Friday, October 31, 2008


Two wonders.

A. If we rerun "The Objection from Cognitive Significance" with (i) reading:

(i) 'It rains' is a •it rains•

and (ii) reading:

(ii) 'Es regnet' is a •it rains•

is it really enough for the Russellian to just say: "But I don't speak German!" I get that using:

(i) Ice-T is Ice-T.
(ii) Ice-T is Tracy Lauren Marrow.

avoids the problem of objecting that I don't understand the words being used. But I don't see how anything else is different about the cases. I suppose one might argue that since Ice-T and TLM are both understood to be self-identical, but not understood to be identical to each other.

But I don't see how this is really so different from the German - English case. I suppose the only real difference is that one might think that 'Es regnet' is just a silly made-up word. But why cannot one think that 'Tracy Lauren Marrow' is a silly made-up word as well?

B. If on the second objection, "Pegasus is make-believe" is supposed to turn out to be meaningless since 'Pegasus' has no referent and hence no semantic content, what about a case where I utter "He is Saul Kripke" pointing at no one? I suppose that the semantic content of 'he' is supposed to be the referent, and since there is no referent there is no semantic content.

What happens if I am confused, being messed with by Descartes demon? I see Saul Kripke standing next to me. I ask you if you see him, and you ask who I am talking about, I might say: "Him. Saul Kripke." Do we want to say that I am saying something false, or something meaningless? I suppose the objector wants to push that the Russellian has to say that it is meaningless.

I wonder if the distinction between speaker and attributive reference helps at all. When I talk about Pegasus or Kripke, I am trying to refer to something. But it turns out that I am referring to nothing at all. Hearing me speak, you may take me that I am trying to refer to something, even though you might recognize that I am in fact talking about nothing at all. Perhaps, no thing, not nothing.

This would seem to suggest to me that something gappy and not something meaningless is being asserted. Or maybe something false, for the same reason that "The present king of France is bald" is false.
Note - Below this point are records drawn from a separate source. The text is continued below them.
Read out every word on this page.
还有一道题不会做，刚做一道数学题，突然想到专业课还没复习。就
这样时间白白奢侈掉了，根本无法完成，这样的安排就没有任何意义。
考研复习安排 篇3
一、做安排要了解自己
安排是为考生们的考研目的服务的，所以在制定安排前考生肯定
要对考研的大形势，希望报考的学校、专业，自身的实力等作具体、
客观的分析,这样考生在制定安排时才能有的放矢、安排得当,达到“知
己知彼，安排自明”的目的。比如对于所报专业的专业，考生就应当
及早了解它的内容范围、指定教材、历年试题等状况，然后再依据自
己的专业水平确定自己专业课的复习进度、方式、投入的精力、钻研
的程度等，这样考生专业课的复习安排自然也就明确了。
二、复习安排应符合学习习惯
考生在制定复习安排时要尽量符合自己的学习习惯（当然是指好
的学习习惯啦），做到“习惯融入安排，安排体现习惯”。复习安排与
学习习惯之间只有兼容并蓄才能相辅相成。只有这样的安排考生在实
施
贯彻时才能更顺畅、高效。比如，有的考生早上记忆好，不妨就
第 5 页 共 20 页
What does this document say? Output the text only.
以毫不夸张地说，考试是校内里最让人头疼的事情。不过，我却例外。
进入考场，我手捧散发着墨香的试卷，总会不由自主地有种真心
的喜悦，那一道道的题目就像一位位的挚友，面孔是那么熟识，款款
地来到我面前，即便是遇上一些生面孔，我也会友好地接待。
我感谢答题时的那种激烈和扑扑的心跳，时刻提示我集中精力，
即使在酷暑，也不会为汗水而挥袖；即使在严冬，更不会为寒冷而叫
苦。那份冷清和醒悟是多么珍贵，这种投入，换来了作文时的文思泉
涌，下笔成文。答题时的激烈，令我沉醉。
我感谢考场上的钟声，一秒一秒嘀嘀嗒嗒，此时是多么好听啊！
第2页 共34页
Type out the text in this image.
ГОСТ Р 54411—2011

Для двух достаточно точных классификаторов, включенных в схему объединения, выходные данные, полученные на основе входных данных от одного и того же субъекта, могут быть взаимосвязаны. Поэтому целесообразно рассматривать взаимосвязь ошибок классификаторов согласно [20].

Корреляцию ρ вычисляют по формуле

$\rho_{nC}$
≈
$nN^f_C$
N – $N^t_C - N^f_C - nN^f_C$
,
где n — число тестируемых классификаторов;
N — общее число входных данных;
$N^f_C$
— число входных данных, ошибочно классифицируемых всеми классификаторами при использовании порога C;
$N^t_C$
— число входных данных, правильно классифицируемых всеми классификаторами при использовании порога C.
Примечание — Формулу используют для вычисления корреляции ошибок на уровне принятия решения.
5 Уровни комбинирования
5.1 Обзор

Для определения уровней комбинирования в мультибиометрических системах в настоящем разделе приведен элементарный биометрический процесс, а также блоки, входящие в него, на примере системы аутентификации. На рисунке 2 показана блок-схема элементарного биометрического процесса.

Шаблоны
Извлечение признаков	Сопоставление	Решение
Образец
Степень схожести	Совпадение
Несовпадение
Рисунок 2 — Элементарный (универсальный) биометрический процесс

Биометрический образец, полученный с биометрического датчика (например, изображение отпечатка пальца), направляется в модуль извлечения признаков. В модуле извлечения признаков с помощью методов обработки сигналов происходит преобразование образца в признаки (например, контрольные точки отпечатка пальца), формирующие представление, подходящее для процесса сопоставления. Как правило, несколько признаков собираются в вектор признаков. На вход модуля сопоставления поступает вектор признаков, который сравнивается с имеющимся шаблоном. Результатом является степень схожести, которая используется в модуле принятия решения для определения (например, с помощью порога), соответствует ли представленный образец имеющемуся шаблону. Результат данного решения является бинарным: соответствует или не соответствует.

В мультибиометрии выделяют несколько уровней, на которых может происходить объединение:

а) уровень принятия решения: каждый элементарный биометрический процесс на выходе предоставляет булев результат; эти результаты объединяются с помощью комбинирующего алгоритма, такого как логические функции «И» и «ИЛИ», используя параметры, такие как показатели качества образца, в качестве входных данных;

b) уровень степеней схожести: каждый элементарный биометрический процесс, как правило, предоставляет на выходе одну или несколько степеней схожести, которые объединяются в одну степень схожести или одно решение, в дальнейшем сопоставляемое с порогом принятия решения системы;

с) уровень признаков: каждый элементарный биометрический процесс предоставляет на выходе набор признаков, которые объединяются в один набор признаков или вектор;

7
But all this seems to give some reason to think that "Pegasus is make-believe" or "Here is Kripke (said pointing to a spot which is lacking a Kripke)" is not a meaningless assertion under a Russellian view.


Dan said...

Perhaps saying such assertions are meaningless is too strong. Consider your example 'He is kripke'. The 'is kripke' part has meaning, so perhaps a plausible way to put the objection would be to say that you express something, just not a propositions. It's still an objection though, 'He is kripke' is still different in meaning from 'swizzle-bop-shoo-bop is kripke'.

Wes McPherson said...

I was trying to say something like that. I only suppose that the objector to Russellianism will object that it has to be meaningless, thus Russellianism is false.

Do you think that "swizzle-bop-shoo-bop is Kripke" is meaningless as opposed to false?